In keeping with the last few years, it was cloud-based services that led the way again in Microsoft's latest report. Broadly speaking, product-based sales were flat from a year ago at $15.8 billion, but services increased 23% to $21.4 billion -- propped up by everything from booming business video conferencing tool Teams to AI systems powered by the Azure cloud juggernaut. Further breaking down Microsoft by its three reporting segments showed the following:  

  • Productivity and Business Processes increased 11% year over year to $12.3 billion, driven by Office 365 and related subscriptions and a 16% increase in LinkedIn revenue.
  • Intelligent Cloud -- which houses the Azure public cloud computing business -- increased 20% year over year to $13.0 billion.
  • More Personal Computing increased 6% year over year to $11.8 billion, with a 5% decline in Windows operating system revenue bailed out by 30% and 37% gains in Xbox and Surface sales.

What is really impressive about Microsoft's results is the long-term trend it reinforces: The power of technology to maintain strong profit margins. Revenue growth is one thing, but profit margins that continue to expand at an even faster pace is another entirely. The company has innumerable competitors nipping at its heels, yet Microsoft has been able to maintain its pricing power with its cloud transformation and is slowly inching its way higher as each new dollar carries fewer associated costs. This is one old business, but operating margins nearing 40% is usually the realm of far younger and smaller companies.

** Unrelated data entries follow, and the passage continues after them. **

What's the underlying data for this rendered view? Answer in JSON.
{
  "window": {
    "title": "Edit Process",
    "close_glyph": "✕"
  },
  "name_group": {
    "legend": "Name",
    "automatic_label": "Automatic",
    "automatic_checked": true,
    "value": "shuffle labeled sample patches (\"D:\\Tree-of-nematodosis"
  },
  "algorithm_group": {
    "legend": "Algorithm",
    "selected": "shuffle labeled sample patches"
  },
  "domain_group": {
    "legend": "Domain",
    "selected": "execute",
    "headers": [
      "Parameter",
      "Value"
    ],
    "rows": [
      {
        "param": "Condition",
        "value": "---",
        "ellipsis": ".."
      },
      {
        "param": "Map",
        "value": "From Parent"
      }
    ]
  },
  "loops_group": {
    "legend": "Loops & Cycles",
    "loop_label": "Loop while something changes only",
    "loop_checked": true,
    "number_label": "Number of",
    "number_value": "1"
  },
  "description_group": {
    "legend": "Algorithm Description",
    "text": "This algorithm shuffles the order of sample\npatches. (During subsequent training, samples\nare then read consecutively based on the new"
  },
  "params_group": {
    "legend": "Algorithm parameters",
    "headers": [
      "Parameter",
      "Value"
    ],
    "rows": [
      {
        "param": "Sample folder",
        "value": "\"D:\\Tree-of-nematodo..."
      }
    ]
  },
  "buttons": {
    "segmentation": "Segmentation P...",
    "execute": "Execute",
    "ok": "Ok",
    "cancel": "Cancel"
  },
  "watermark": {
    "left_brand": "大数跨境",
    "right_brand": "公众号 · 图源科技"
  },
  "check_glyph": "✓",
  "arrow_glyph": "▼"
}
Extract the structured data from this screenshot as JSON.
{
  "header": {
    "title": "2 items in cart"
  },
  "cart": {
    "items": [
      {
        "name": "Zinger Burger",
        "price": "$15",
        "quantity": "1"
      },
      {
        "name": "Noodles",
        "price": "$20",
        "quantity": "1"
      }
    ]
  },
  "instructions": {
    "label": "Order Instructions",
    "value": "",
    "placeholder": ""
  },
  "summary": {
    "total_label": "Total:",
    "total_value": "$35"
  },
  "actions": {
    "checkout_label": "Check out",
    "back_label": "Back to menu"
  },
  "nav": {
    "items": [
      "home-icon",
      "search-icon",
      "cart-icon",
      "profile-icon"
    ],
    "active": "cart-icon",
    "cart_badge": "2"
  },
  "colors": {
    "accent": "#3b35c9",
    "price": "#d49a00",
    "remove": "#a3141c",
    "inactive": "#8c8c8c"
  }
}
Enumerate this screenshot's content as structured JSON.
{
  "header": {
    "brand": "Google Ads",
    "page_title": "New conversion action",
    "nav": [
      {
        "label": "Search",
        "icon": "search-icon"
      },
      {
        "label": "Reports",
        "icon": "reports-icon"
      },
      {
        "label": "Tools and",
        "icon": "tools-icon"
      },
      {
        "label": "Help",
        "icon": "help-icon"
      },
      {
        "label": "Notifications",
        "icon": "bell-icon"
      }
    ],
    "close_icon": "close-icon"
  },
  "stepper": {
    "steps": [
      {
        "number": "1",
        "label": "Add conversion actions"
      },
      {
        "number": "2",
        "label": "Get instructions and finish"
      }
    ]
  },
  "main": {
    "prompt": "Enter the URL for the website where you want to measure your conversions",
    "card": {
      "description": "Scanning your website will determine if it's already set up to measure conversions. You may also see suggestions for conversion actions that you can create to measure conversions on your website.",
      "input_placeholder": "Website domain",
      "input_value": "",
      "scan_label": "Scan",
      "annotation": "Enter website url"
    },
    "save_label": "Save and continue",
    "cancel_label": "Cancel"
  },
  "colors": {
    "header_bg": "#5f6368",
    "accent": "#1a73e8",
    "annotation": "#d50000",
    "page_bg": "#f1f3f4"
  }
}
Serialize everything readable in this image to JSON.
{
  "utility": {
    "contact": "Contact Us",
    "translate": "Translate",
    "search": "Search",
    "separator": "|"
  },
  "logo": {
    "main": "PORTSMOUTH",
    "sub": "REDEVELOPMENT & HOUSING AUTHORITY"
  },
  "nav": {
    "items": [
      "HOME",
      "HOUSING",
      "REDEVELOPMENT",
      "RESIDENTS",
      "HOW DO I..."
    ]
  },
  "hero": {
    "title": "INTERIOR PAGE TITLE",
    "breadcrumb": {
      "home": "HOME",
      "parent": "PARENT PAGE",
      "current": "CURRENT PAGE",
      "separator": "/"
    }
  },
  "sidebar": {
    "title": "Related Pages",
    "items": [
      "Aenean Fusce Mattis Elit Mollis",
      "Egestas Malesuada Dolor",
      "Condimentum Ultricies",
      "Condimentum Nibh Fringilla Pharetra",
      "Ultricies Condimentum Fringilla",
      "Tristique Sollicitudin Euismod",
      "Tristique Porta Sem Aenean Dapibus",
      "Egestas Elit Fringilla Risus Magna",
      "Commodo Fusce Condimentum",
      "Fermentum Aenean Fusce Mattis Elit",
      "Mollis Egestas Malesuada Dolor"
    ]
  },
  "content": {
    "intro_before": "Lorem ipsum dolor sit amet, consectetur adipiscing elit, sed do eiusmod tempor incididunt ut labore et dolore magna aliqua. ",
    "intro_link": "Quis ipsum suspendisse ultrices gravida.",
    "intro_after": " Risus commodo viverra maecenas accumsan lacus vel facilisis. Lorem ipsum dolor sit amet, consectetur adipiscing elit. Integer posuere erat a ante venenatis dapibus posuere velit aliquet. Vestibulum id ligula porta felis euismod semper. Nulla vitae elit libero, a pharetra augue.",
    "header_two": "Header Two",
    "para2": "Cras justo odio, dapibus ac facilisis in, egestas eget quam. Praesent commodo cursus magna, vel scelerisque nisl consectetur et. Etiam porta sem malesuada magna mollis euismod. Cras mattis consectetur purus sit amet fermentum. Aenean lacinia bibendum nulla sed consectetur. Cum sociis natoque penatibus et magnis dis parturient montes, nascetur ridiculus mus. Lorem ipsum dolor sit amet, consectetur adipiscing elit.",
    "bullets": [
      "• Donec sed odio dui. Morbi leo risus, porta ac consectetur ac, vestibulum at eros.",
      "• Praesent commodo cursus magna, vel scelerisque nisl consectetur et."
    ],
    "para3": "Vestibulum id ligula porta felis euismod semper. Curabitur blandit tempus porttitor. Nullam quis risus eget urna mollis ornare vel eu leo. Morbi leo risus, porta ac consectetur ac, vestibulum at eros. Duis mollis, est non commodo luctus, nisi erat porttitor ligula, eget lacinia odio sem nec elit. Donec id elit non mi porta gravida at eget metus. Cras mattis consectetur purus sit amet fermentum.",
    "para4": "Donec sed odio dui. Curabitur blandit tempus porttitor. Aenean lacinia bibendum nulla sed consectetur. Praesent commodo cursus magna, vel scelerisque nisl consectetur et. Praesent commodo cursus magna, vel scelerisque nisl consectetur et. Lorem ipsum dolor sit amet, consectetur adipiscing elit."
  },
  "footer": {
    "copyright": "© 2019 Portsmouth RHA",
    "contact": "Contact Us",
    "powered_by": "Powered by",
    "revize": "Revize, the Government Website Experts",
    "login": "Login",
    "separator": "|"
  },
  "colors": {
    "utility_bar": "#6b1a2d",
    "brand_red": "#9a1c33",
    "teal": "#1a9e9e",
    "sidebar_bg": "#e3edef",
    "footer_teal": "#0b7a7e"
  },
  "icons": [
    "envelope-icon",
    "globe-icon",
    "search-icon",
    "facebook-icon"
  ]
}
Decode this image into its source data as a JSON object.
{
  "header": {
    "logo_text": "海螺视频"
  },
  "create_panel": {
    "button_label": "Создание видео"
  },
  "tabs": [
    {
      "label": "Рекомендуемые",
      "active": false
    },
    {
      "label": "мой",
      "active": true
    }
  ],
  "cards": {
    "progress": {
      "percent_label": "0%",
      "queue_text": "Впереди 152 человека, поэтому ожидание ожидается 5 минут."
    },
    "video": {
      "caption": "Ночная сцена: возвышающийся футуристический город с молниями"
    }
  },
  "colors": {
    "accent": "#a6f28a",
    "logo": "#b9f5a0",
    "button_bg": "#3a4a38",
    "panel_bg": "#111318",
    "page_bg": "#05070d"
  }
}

MSFT Gross Profit Margin Chart

Data by YCharts.

This old tech story illustrates why the myriad small cloud stocks out there carry such hefty valuations. Despite fierce competition, many years later a tech firm can remain in growth mode if it continues to allocate cash to the right projects at the right time. For Microsoft, the cloud was that catalyst that started to rekindle profitability five years ago, setting the stage for the next run higher in the coming years.

Not a bad bulwark to build a portfolio around

Paired with its enduring top- and bottom-line expansion, Microsoft also continues to return ample cash to shareholders via its dividend ($3.86 billion in the last quarter, good for a 1.1% annual yield as of this writing) and share repurchases ($6.74 billion in the last quarter). It also has some of the deepest pockets around with $138 billion in cash and short-term equivalents at the end of September 2020, offset by only $63.6 billion in debt.

Digital transformation is picking up in earnest during the pandemic, providing a strong tailwind for Microsoft in the decade ahead. This will not be the fastest-growing tech stock out there by any stretch, but shares are priced at a premium for good reason. Slow and steady sales growth will lead to even higher bottom-line growth over time as the cloud continues to pay rich rewards. This tech company has been through a lot over the decades, and I think it will be just fine whatever challenges might be lurking around the next corner. For investors looking for a stable tech name to build a portfolio around, Microsoft should be part of the equation.